Kapolres Metro Depok, Kombes Pol Abdul Waras, mengatakan pencegahan tawuran menjadi salah satu fokus pengamanan selama Ramadan.
“Salah satu yang menjadi perhatian kami selama Ramadan yaitu masalah tawuran remaja,” ujar Abdul, Sabtu (14/2/2026).
Ia menegaskan, apabila ditemukan remaja yang tetap nekat melakukan aksi tawuran, pihak kepolisian akan memberikan pembinaan melalui kegiatan pesantren kilat yang dilaksanakan di lingkungan Polres Metro Depok.
“Remaja yang terlibat tawuran nanti akan kami ikutkan pondok pesantren kilat.

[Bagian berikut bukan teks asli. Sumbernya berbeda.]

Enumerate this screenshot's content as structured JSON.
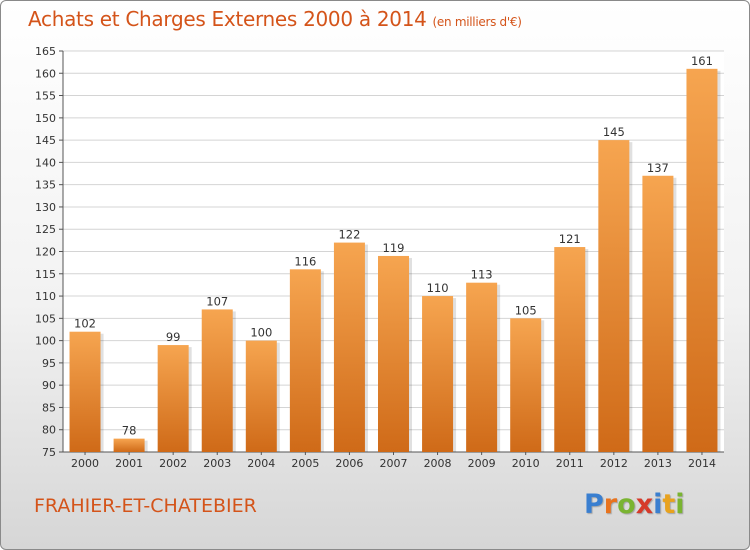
{
  "header": {
    "title": "Achats et Charges Externes 2000 à 2014",
    "unit": "(en milliers d'€)"
  },
  "footer": {
    "commune": "FRAHIER-ET-CHATEBIER",
    "logo_letters": [
      {
        "char": "P",
        "color": "#3a7fd0"
      },
      {
        "char": "r",
        "color": "#e8731e"
      },
      {
        "char": "o",
        "color": "#7ab431"
      },
      {
        "char": "x",
        "color": "#d63a2a"
      },
      {
        "char": "i",
        "color": "#3a7fd0"
      },
      {
        "char": "t",
        "color": "#e8a21e"
      },
      {
        "char": "i",
        "color": "#7ab431"
      }
    ]
  },
  "colors": {
    "bar_top": "#f6a550",
    "bar_bottom": "#cf6a18",
    "grid": "#d4d4d4",
    "title": "#d4541a"
  },
  "chart_data": {
    "type": "bar",
    "title": "Achats et Charges Externes 2000 à 2014",
    "subtitle": "(en milliers d'€)",
    "xlabel": "",
    "ylabel": "",
    "categories": [
      "2000",
      "2001",
      "2002",
      "2003",
      "2004",
      "2005",
      "2006",
      "2007",
      "2008",
      "2009",
      "2010",
      "2011",
      "2012",
      "2013",
      "2014"
    ],
    "values": [
      102,
      78,
      99,
      107,
      100,
      116,
      122,
      119,
      110,
      113,
      105,
      121,
      145,
      137,
      161
    ],
    "ylim": [
      75,
      165
    ],
    "yticks": [
      75,
      80,
      85,
      90,
      95,
      100,
      105,
      110,
      115,
      120,
      125,
      130,
      135,
      140,
      145,
      150,
      155,
      160,
      165
    ],
    "grid": true,
    "legend": "none"
  }
}
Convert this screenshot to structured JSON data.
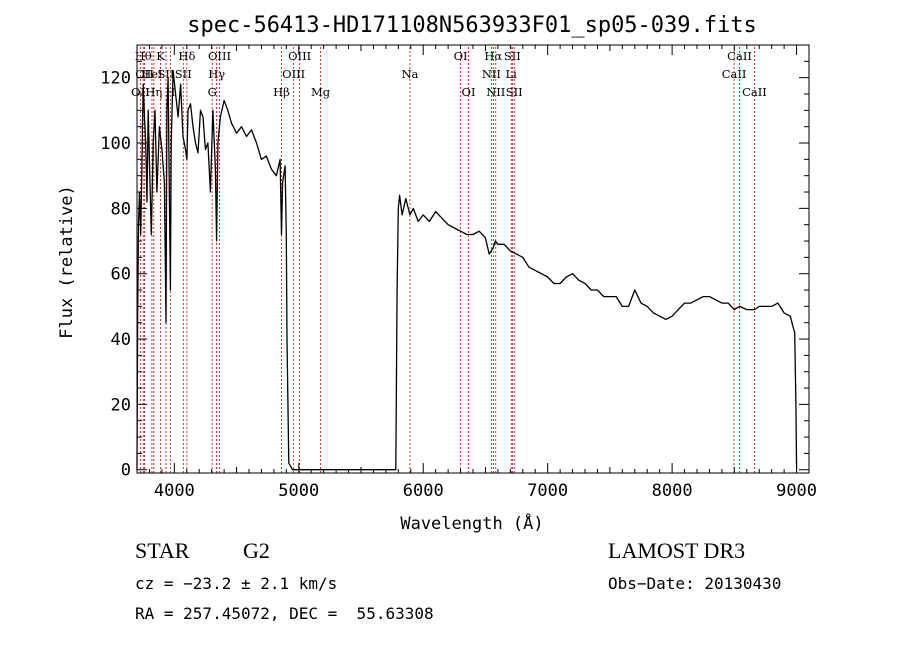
{
  "chart_data": {
    "type": "line",
    "title": "spec-56413-HD171108N563933F01_sp05-039.fits",
    "xlabel": "Wavelength (Å)",
    "ylabel": "Flux (relative)",
    "xlim": [
      3700,
      9100
    ],
    "ylim": [
      -1,
      130
    ],
    "xticks": [
      4000,
      5000,
      6000,
      7000,
      8000,
      9000
    ],
    "yticks": [
      0,
      20,
      40,
      60,
      80,
      100,
      120
    ],
    "grid": false,
    "line_color": "#000000",
    "marker_color": "#d40000",
    "series": [
      {
        "x": [
          3700,
          3705,
          3712,
          3720,
          3730,
          3740,
          3750,
          3760,
          3770,
          3780,
          3790,
          3800,
          3815,
          3830,
          3845,
          3860,
          3880,
          3900,
          3920,
          3933,
          3940,
          3950,
          3968,
          3975,
          3990,
          4010,
          4030,
          4050,
          4070,
          4090,
          4101,
          4110,
          4130,
          4150,
          4170,
          4190,
          4210,
          4230,
          4250,
          4270,
          4290,
          4310,
          4330,
          4340,
          4350,
          4370,
          4400,
          4430,
          4460,
          4500,
          4540,
          4580,
          4620,
          4660,
          4700,
          4740,
          4780,
          4820,
          4850,
          4861,
          4870,
          4890,
          4900,
          4905,
          4920,
          4950,
          5000,
          5100,
          5200,
          5300,
          5400,
          5500,
          5600,
          5700,
          5780,
          5790,
          5800,
          5810,
          5830,
          5860,
          5893,
          5920,
          5960,
          6000,
          6050,
          6100,
          6150,
          6200,
          6250,
          6300,
          6350,
          6400,
          6450,
          6500,
          6530,
          6563,
          6580,
          6600,
          6650,
          6700,
          6750,
          6800,
          6850,
          6900,
          6950,
          7000,
          7050,
          7100,
          7150,
          7200,
          7250,
          7300,
          7350,
          7400,
          7450,
          7500,
          7550,
          7600,
          7650,
          7700,
          7750,
          7800,
          7850,
          7900,
          7950,
          8000,
          8050,
          8100,
          8150,
          8200,
          8250,
          8300,
          8350,
          8400,
          8450,
          8498,
          8542,
          8600,
          8662,
          8700,
          8750,
          8800,
          8850,
          8900,
          8950,
          8970,
          8985,
          8995,
          9000
        ],
        "y": [
          0,
          45,
          75,
          85,
          72,
          95,
          118,
          108,
          100,
          82,
          110,
          95,
          72,
          100,
          110,
          85,
          105,
          98,
          88,
          45,
          110,
          120,
          55,
          100,
          122,
          115,
          108,
          118,
          102,
          98,
          95,
          110,
          112,
          105,
          100,
          97,
          110,
          108,
          98,
          100,
          85,
          110,
          92,
          70,
          100,
          108,
          113,
          110,
          106,
          103,
          105,
          102,
          104,
          100,
          95,
          96,
          92,
          90,
          95,
          72,
          88,
          93,
          72,
          40,
          2,
          0,
          0,
          0,
          0,
          0,
          0,
          0,
          0,
          0,
          0,
          55,
          80,
          84,
          78,
          83,
          78,
          80,
          76,
          78,
          76,
          79,
          77,
          75,
          74,
          73,
          72,
          72,
          73,
          71,
          66,
          68,
          70,
          69,
          69,
          67,
          66,
          65,
          62,
          61,
          60,
          59,
          57,
          57,
          59,
          60,
          58,
          57,
          55,
          55,
          53,
          53,
          53,
          50,
          50,
          55,
          51,
          50,
          48,
          47,
          46,
          47,
          49,
          51,
          51,
          52,
          53,
          53,
          52,
          51,
          51,
          49,
          50,
          49,
          49,
          50,
          50,
          50,
          51,
          48,
          47,
          44,
          42,
          20,
          0
        ]
      }
    ],
    "lines": [
      {
        "x": 3727,
        "label": "OII",
        "row": 3
      },
      {
        "x": 3750,
        "label": "Hθ",
        "row": 1
      },
      {
        "x": 3760,
        "label": "OII",
        "row": 2
      },
      {
        "x": 3820,
        "label": "HeI",
        "row": 2
      },
      {
        "x": 3835,
        "label": "Hη",
        "row": 3
      },
      {
        "x": 3889,
        "label": "K",
        "row": 1
      },
      {
        "x": 3933,
        "label": "SII",
        "row": 2
      },
      {
        "x": 3968,
        "label": "H",
        "row": 3
      },
      {
        "x": 4101,
        "label": "Hδ",
        "row": 1
      },
      {
        "x": 4072,
        "label": "SII",
        "row": 2
      },
      {
        "x": 4304,
        "label": "G",
        "row": 3
      },
      {
        "x": 4340,
        "label": "Hγ",
        "row": 2
      },
      {
        "x": 4363,
        "label": "OIII",
        "row": 1
      },
      {
        "x": 4861,
        "label": "Hβ",
        "row": 3
      },
      {
        "x": 4959,
        "label": "OIII",
        "row": 2
      },
      {
        "x": 5007,
        "label": "OIII",
        "row": 1
      },
      {
        "x": 5175,
        "label": "Mg",
        "row": 3
      },
      {
        "x": 5893,
        "label": "Na",
        "row": 2
      },
      {
        "x": 6300,
        "label": "OI",
        "row": 1
      },
      {
        "x": 6364,
        "label": "OI",
        "row": 3
      },
      {
        "x": 6548,
        "label": "NII",
        "row": 2
      },
      {
        "x": 6563,
        "label": "Hα",
        "row": 1
      },
      {
        "x": 6583,
        "label": "NII",
        "row": 3
      },
      {
        "x": 6707,
        "label": "Li",
        "row": 2
      },
      {
        "x": 6716,
        "label": "SII",
        "row": 1
      },
      {
        "x": 6731,
        "label": "SII",
        "row": 3
      },
      {
        "x": 8498,
        "label": "CaII",
        "row": 2
      },
      {
        "x": 8542,
        "label": "CaII",
        "row": 1
      },
      {
        "x": 8662,
        "label": "CaII",
        "row": 3
      }
    ]
  },
  "info": {
    "class_label": "STAR",
    "subclass": "G2",
    "survey": "LAMOST DR3",
    "cz_text": "cz = −23.2 ± 2.1 km/s",
    "obs_date": "Obs−Date: 20130430",
    "radec": "RA = 257.45072, DEC =  55.63308"
  }
}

Kalau adik-adik masih ngotot, nekat tawuran, nanti akan kami pesantren kilatkan di Polres Metro Depok,” katanya.
Upaya Pembinaan Selama Ramadan
Menurut Abdul Waras, program pesantren kilat tersebut dirancang sebagai kegiatan positif untuk membentuk karakter remaja agar tidak kembali terlibat aksi kekerasan jalanan.
Ia berharap, melalui pendekatan pembinaan keagamaan selama Ramadan, para remaja dapat berubah menjadi lebih baik dan menjauhi tindakan yang meresahkan masyarakat.
“Tentunya kegiatan pesantren kilat selama Ramadan ini menjadi kegiatan positif, khususnya kepada remaja,” tandasnya.
Polres Metro Depok juga mengimbau para orang tua untuk meningkatkan pengawasan terhadap anak-anaknya, terutama pada malam hari, guna mencegah potensi terjadinya tawuran.